Verma made a century in the semi-final against Punjab. Satish scored a first-innings century in the final, and scored 32 off 37 balls against Akshay Darekar, Maharashtra's lead spinner. Sharath took three wickets in the first innings of the final.
"When the mind is fresh you don't think of previous failures," says Arunkumar. "You're done thinking about it. You're eager, because you're working hard, you just want to have a go because everyone's getting runs. Let me get a chance, yaar. That hunger's much more inside."
Throughout the season, Karnataka showed that continuity might be an overrated concept. They made an average of 2.2 changes every match. Normally, this kind of rotation might suggest that a team is getting to know its best combination, but that wasn't the case with this Karnataka side. After their match against Odisha, their first win of the season, they made 2.6 changes per match, and won six out of the next seven games outright.
A lot of the player rotation was forced. Vinay and Stuart Binny were called up to the India ODI side at various stages. Robin Uthappa, Rahul, Samarth and Sharath picked up injuries at different stages of the season. But Karnataka's success, despite all this, suggests considerable strength in depth.
"These new guys we have brought in, they just didn't come in," Arunkumar says. "They've been working, they've been getting runs for 3-4 years now. Somebody like a Karun Nair, Kunal Kapoor, these guys have done tremendously well over the years, and we thought we had to give them the nod, because once they're 25, again you'll start saying, 'no, they're too old'.
"That's why everybody was on their toes, because whenever they got chances they did well. This kind of healthy competition is really good, in any team. The bench strength has to be really strong."
Over the course of the season, some of the younger players made match-turning contributions in crunch situations. In the quarter-final against Uttar Pradesh, for instance, Nair came in at 15 for 3 and scored 100.
"We knew that Karun's head is very strong," Arunkumar says. "KL and Karun, the advantage they have apart from their game is their mind. And Mayank is somebody who's a very confidence kind of a player. We have a mix of all kinds of guys."
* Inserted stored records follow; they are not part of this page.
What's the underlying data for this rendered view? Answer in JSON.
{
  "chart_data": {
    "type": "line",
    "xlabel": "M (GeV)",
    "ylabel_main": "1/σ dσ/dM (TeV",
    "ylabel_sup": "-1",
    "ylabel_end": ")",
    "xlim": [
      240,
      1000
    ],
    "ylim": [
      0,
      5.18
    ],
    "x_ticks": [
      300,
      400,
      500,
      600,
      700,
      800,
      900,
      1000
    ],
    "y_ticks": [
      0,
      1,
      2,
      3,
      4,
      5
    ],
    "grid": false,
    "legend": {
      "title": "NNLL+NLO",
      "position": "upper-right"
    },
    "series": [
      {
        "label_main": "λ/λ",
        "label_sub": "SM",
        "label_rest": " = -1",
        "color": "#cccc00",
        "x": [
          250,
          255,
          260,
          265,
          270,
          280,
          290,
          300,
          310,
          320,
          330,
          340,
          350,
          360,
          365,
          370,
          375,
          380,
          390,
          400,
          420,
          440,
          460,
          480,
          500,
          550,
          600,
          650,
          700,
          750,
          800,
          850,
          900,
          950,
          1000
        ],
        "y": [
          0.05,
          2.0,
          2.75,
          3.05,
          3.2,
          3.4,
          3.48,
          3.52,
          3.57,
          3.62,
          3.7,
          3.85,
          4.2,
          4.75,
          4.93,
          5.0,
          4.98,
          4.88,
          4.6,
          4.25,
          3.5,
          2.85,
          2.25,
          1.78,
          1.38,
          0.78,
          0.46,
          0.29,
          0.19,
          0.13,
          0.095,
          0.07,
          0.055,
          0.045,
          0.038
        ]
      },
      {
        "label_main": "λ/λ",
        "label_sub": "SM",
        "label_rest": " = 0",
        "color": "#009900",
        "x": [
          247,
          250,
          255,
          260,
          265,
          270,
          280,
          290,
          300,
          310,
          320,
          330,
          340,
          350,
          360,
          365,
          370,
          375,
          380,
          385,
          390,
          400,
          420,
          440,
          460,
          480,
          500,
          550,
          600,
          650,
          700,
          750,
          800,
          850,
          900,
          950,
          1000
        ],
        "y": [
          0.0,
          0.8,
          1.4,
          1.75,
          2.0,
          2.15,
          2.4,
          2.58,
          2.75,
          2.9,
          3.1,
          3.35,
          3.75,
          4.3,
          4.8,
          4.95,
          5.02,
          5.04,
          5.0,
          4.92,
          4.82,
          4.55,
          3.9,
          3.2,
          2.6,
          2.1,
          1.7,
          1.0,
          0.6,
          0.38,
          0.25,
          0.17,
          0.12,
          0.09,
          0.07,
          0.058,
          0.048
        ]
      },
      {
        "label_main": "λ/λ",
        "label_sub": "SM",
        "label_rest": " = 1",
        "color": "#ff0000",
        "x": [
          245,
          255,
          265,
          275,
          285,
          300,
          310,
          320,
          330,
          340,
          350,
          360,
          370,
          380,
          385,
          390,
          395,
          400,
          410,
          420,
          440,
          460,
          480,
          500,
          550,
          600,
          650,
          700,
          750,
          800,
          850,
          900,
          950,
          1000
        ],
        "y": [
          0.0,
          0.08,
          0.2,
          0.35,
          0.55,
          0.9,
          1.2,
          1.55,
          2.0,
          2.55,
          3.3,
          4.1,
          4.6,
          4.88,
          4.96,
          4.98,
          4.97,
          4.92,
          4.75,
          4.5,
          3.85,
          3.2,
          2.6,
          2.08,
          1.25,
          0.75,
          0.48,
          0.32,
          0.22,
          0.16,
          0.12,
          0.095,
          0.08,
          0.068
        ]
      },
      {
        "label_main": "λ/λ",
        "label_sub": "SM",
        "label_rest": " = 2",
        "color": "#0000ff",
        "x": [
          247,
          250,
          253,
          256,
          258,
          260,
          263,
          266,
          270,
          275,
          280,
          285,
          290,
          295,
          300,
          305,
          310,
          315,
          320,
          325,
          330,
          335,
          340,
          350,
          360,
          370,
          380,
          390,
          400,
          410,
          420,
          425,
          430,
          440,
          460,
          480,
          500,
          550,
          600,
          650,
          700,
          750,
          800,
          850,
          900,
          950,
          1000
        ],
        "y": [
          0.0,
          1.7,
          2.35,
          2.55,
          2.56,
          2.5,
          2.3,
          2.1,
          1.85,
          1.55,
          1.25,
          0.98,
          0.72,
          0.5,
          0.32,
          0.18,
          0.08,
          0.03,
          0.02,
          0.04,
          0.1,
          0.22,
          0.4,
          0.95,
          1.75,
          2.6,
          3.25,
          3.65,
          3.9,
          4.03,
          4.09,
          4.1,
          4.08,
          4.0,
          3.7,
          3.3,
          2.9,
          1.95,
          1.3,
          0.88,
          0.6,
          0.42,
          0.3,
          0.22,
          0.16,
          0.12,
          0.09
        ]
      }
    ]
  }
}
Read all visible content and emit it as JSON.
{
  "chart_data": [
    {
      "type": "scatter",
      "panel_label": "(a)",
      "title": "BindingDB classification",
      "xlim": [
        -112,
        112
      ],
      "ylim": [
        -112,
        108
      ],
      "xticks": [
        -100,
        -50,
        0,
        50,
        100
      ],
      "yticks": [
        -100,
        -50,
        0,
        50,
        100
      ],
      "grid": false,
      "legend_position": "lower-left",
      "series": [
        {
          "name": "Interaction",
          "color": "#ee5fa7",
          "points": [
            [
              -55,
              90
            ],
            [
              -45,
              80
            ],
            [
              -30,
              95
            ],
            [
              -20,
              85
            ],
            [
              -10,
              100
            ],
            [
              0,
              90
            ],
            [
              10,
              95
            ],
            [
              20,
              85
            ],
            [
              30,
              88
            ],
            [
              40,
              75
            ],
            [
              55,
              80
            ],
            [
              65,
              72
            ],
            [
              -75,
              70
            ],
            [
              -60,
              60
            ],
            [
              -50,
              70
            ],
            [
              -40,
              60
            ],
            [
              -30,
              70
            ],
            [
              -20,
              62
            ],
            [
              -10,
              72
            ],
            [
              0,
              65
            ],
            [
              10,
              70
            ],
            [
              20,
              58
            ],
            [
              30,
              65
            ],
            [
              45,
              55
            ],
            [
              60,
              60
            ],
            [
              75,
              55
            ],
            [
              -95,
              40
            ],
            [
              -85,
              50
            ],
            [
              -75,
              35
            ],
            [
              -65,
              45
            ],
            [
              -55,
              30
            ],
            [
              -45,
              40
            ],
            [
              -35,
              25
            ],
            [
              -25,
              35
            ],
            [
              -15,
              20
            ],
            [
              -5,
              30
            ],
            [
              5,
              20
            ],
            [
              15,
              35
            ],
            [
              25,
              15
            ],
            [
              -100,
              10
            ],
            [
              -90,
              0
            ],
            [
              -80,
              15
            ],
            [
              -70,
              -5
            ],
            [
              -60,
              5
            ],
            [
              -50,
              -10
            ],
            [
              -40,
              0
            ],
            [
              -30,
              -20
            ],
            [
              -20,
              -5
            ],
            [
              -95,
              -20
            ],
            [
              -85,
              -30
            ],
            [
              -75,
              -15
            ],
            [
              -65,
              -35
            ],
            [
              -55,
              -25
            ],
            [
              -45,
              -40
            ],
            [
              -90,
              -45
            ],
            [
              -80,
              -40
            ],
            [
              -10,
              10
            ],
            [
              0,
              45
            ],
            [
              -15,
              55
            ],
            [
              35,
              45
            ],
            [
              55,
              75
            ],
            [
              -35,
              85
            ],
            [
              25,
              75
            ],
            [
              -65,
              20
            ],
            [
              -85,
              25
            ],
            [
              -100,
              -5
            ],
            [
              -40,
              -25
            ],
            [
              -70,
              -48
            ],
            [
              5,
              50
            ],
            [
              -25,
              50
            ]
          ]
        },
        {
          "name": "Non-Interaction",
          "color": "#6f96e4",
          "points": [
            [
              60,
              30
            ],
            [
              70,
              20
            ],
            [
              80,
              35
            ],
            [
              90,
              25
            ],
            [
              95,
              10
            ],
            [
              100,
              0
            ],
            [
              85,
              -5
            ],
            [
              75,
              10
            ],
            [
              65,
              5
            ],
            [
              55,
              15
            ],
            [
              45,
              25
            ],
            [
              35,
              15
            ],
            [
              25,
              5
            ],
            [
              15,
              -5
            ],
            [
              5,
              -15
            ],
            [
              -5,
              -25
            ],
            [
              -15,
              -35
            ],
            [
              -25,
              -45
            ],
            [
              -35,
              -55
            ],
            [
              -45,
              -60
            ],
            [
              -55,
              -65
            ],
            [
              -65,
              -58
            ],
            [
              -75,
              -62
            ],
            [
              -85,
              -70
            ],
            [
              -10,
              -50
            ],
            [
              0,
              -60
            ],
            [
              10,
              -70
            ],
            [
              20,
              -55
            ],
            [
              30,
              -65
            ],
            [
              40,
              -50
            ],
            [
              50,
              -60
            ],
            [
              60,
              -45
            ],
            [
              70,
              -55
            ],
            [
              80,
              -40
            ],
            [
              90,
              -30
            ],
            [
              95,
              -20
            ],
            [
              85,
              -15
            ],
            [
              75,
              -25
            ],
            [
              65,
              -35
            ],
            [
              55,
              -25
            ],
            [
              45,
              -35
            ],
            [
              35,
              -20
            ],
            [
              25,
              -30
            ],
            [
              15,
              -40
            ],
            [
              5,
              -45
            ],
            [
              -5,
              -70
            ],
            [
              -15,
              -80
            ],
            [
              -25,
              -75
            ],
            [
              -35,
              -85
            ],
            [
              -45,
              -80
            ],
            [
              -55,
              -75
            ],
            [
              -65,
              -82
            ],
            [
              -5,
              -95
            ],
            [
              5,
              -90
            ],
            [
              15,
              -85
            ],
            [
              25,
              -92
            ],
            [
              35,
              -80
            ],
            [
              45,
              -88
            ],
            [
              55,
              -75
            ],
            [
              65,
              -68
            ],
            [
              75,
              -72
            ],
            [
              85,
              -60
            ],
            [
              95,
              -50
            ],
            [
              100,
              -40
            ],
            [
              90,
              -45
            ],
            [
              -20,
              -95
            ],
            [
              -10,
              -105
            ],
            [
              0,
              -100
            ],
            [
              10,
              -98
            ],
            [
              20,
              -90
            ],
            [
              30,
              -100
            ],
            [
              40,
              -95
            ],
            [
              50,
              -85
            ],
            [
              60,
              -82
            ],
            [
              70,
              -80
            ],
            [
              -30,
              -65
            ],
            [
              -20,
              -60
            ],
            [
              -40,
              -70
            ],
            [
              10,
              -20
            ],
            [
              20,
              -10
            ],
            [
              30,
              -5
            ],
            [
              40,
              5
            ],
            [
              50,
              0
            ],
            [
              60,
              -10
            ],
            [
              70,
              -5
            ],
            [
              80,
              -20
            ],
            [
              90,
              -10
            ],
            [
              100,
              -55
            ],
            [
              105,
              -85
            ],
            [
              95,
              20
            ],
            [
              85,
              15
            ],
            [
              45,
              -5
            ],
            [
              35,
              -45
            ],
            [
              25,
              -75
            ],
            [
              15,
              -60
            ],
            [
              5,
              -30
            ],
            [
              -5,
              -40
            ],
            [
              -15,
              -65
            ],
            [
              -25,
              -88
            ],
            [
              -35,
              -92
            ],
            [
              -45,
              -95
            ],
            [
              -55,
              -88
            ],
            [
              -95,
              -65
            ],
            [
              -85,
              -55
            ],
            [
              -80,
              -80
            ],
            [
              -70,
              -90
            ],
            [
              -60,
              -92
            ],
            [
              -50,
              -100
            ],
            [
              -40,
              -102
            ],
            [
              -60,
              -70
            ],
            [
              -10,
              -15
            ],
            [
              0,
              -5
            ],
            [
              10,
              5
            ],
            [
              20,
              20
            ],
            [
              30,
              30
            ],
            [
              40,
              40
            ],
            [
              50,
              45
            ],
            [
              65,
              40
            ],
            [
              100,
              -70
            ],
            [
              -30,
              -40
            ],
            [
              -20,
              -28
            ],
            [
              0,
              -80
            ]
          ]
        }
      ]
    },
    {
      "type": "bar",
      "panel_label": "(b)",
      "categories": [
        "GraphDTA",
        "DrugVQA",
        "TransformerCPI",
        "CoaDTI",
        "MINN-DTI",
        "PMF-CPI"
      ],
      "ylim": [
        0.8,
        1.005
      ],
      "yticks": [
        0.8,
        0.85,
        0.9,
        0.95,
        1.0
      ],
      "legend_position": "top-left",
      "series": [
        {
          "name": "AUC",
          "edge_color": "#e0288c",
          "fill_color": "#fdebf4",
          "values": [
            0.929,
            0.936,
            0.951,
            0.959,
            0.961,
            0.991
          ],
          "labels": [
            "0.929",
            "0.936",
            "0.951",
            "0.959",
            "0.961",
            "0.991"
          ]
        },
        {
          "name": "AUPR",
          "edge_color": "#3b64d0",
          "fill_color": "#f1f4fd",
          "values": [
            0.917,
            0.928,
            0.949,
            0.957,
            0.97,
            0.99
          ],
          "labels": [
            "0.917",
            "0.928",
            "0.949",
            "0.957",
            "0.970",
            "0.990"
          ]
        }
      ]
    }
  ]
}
And all of them, Arunkumar adds, play the short ball well. "They can evade or hook," he says. "So once you have that, the front-foot game becomes very easy. Once you have a hook and a pull, that is out of your mind, and your front-foot game becomes easy. Once the front-foot game is easy, you are not worried about the bowlers getting you out. You're just thinking about getting runs."
He says there are two reasons for this - Karnataka's fast-bowling culture and the mentorship system.
"Rahul Dravid, although he's not with us, is a good batting mentor, so all the boys have a word with him," Arunkumar says. "Rahul calls the boys personally and finds out how he got out. He takes a lot of interest in our batting. So these little things make a lot of difference. When a Test star is asking you certain things and giving you advice, these guys are serious. Why would Rahul Dravid call up if he's not? These guys know that they must have something in them, that's why Rahul's calling them. That alone is enough to make them feel confident. Otherwise why would he?"
It's the same for the bowlers. "Anil [Kumble], [Javagal] Srinath, Sunil Joshi and Dodda Ganesh have spoken a lot about bowling. They've given a lot of inputs to the bowlers during the net sessions. They have seen the bowling of each guy and said, 'yeah, in this situation, you could try this, or you could try that'."